I feel as jaded as anyone else when, while crossing a drugstore on November 1 to reach the Post Office in the far corner, I find myself being invited to deck the halls with boughs of holly. I vow to disregard Christmas this year, to treat December 25 like any other day of the year. How freeing! But does it ever happen? No. Why not? Because, despite myself, by the middle of December I get sucked in, not by all the tedious, repetitive hype, but by the promise that despite everything that happens in our world, love and kindness and care for one another still exist as the certainty at the heart of everything. We see it in action at times of crisis and disaster, and for one day out of the year we pause and celebrate it. The strange and wonderful thing is, perhaps, that the message does not get snuffed out by all the noise and fuss but blazes its way through anyway.
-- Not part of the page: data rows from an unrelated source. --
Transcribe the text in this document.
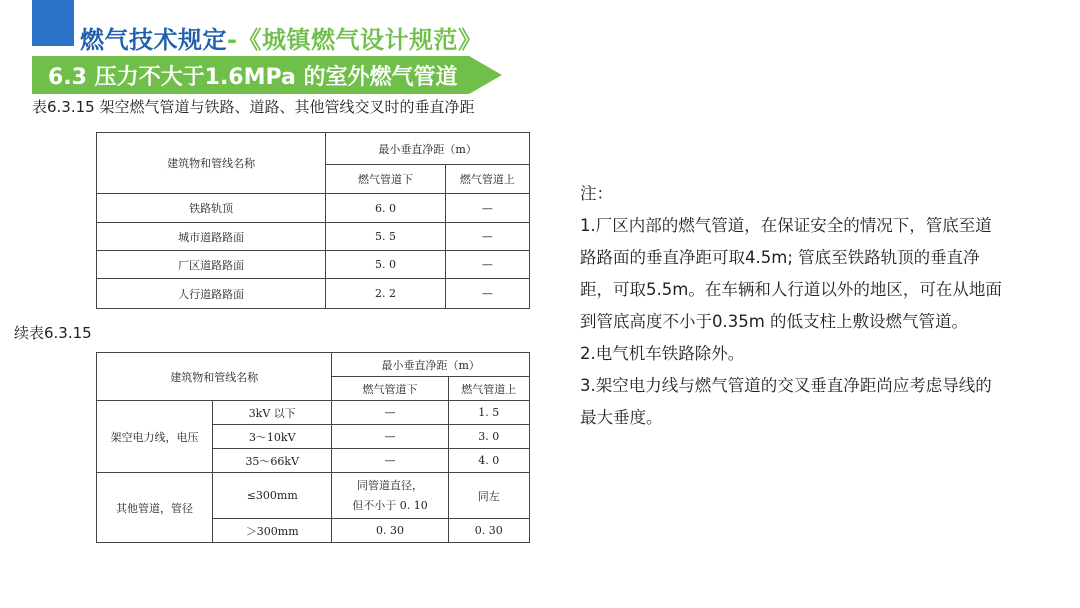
燃气技术规定-《城镇燃气设计规范》
6.3 压力不大于1.6MPa 的室外燃气管道
表6.3.15 架空燃气管道与铁路、道路、其他管线交叉时的垂直净距
建筑物和管线名称	最小垂直净距（m）	
	燃气管道下	燃气管道上
铁路轨顶	6. 0	—
城市道路路面	5. 5	—
厂区道路路面	5. 0	—
人行道路路面	2. 2	—
续表6.3.15
建筑物和管线名称		最小垂直净距（m）	
		燃气管道下	燃气管道上
架空电力线，电压	3kV 以下	—	1. 5
	3～10kV	—	3. 0
	35～66kV	—	4. 0
其他管道，管径	≤300mm	同管道直径，
但不小于 0. 10	同左
	＞300mm	0. 30	0. 30

注：

1.厂区内部的燃气管道，在保证安全的情况下，管底至道路路面的垂直净距可取4.5m; 管底至铁路轨顶的垂直净距，可取5.5m。在车辆和人行道以外的地区，可在从地面到管底高度不小于0.35m 的低支柱上敷设燃气管道。

2.电气机车铁路除外。

3.架空电力线与燃气管道的交叉垂直净距尚应考虑导线的最大垂度。
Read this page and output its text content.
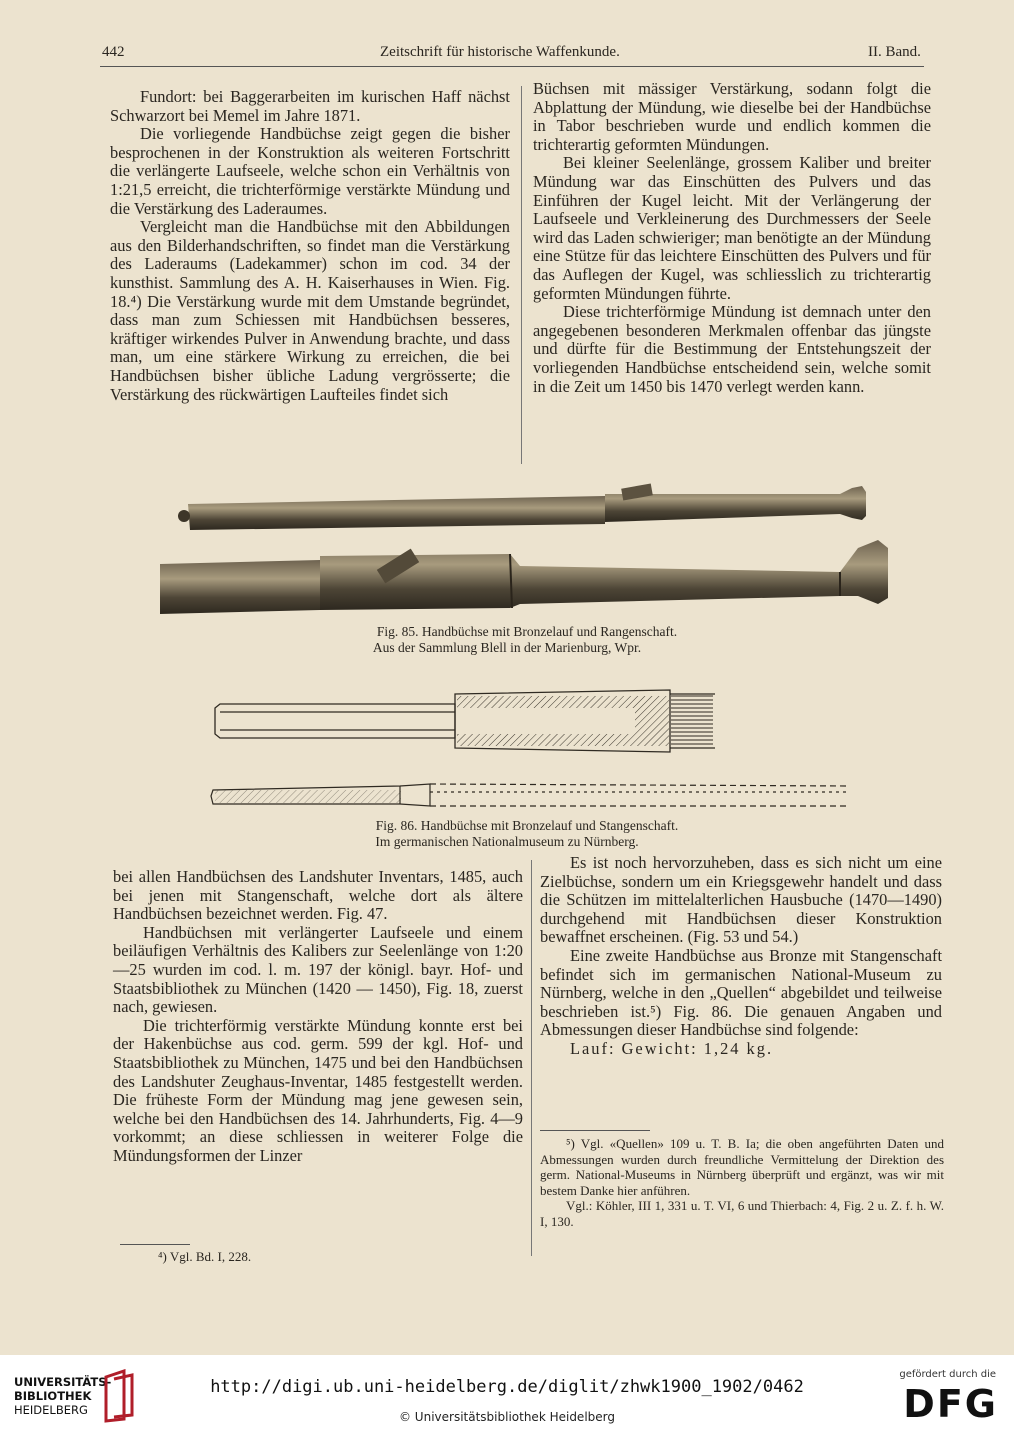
442	Zeitschrift für historische Waffenkunde.	II. Band.

Fundort: bei Baggerarbeiten im kurischen Haff nächst Schwarzort bei Memel im Jahre 1871.

Die vorliegende Handbüchse zeigt gegen die bisher besprochenen in der Konstruktion als weiteren Fortschritt die verlängerte Laufseele, welche schon ein Verhältnis von 1:21,5 erreicht, die trichterförmige verstärkte Mündung und die Verstärkung des Laderaumes.

Vergleicht man die Handbüchse mit den Abbildungen aus den Bilderhandschriften, so findet man die Verstärkung des Laderaums (Ladekammer) schon im cod. 34 der kunsthist. Sammlung des A. H. Kaiserhauses in Wien. Fig. 18.⁴) Die Verstärkung wurde mit dem Umstande begründet, dass man zum Schiessen mit Handbüchsen besseres, kräftiger wirkendes Pulver in Anwendung brachte, und dass man, um eine stärkere Wirkung zu erreichen, die bei Handbüchsen bisher übliche Ladung vergrösserte; die Verstärkung des rückwärtigen Laufteiles findet sich

Büchsen mit mässiger Verstärkung, sodann folgt die Abplattung der Mündung, wie dieselbe bei der Handbüchse in Tabor beschrieben wurde und endlich kommen die trichterartig geformten Mündungen.

Bei kleiner Seelenlänge, grossem Kaliber und breiter Mündung war das Einschütten des Pulvers und das Einführen der Kugel leicht. Mit der Verlängerung der Laufseele und Verkleinerung des Durchmessers der Seele wird das Laden schwieriger; man benötigte an der Mündung eine Stütze für das leichtere Einschütten des Pulvers und für das Auflegen der Kugel, was schliesslich zu trichterartig geformten Mündungen führte.

Diese trichterförmige Mündung ist demnach unter den angegebenen besonderen Merkmalen offenbar das jüngste und dürfte für die Bestimmung der Entstehungszeit der vorliegenden Handbüchse entscheidend sein, welche somit in die Zeit um 1450 bis 1470 verlegt werden kann.

Fig. 85. Handbüchse mit Bronzelauf und Rangenschaft.
Aus der Sammlung Blell in der Marienburg, Wpr.
Fig. 86. Handbüchse mit Bronzelauf und Stangenschaft.
Im germanischen Nationalmuseum zu Nürnberg.

bei allen Handbüchsen des Landshuter Inventars, 1485, auch bei jenen mit Stangenschaft, welche dort als ältere Handbüchsen bezeichnet werden. Fig. 47.

Handbüchsen mit verlängerter Laufseele und einem beiläufigen Verhältnis des Kalibers zur Seelenlänge von 1:20—25 wurden im cod. l. m. 197 der königl. bayr. Hof- und Staatsbibliothek zu München (1420 — 1450), Fig. 18, zuerst nach, gewiesen.

Die trichterförmig verstärkte Mündung konnte erst bei der Hakenbüchse aus cod. germ. 599 der kgl. Hof- und Staatsbibliothek zu München, 1475 und bei den Handbüchsen des Landshuter Zeughaus-Inventar, 1485 festgestellt werden. Die früheste Form der Mündung mag jene gewesen sein, welche bei den Handbüchsen des 14. Jahrhunderts, Fig. 4—9 vorkommt; an diese schliessen in weiterer Folge die Mündungsformen der Linzer

Es ist noch hervorzuheben, dass es sich nicht um eine Zielbüchse, sondern um ein Kriegsgewehr handelt und dass die Schützen im mittelalterlichen Hausbuche (1470—1490) durchgehend mit Handbüchsen dieser Konstruktion bewaffnet erscheinen. (Fig. 53 und 54.)

Eine zweite Handbüchse aus Bronze mit Stangenschaft befindet sich im germanischen National-Museum zu Nürnberg, welche in den „Quellen“ abgebildet und teilweise beschrieben ist.⁵) Fig. 86. Die genauen Angaben und Abmessungen dieser Handbüchse sind folgende:

Lauf: Gewicht: 1,24 kg.

⁴) Vgl. Bd. I, 228.

⁵) Vgl. «Quellen» 109 u. T. B. Ia; die oben angeführten Daten und Abmessungen wurden durch freundliche Vermittelung der Direktion des germ. National-Museums in Nürnberg überprüft und ergänzt, was wir mit bestem Danke hier anführen.

Vgl.: Köhler, III 1, 331 u. T. VI, 6 und Thierbach: 4, Fig. 2 u. Z. f. h. W. I, 130.

UNIVERSITÄTS-
BIBLIOTHEK
HEIDELBERG
http://digi.ub.uni-heidelberg.de/diglit/zhwk1900_1902/0462
© Universitätsbibliothek Heidelberg
gefördert durch die
DFG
And so, yet again this year, I will watch A CHRISTMAS CAROL, MIRACLE ON 34th STREET, NATIONAL LAMPOONS’ CHRISTMAS VACATION, and a few other old favorites and feel anew all the wonder and joy of the Christmas hope. December 25 will arrive, and it will NOT be like any other day of the year. It will be the best, the only Christmas Day.
What about you? Where do you fall on the spectrum—jaded or Christmas-obsessed?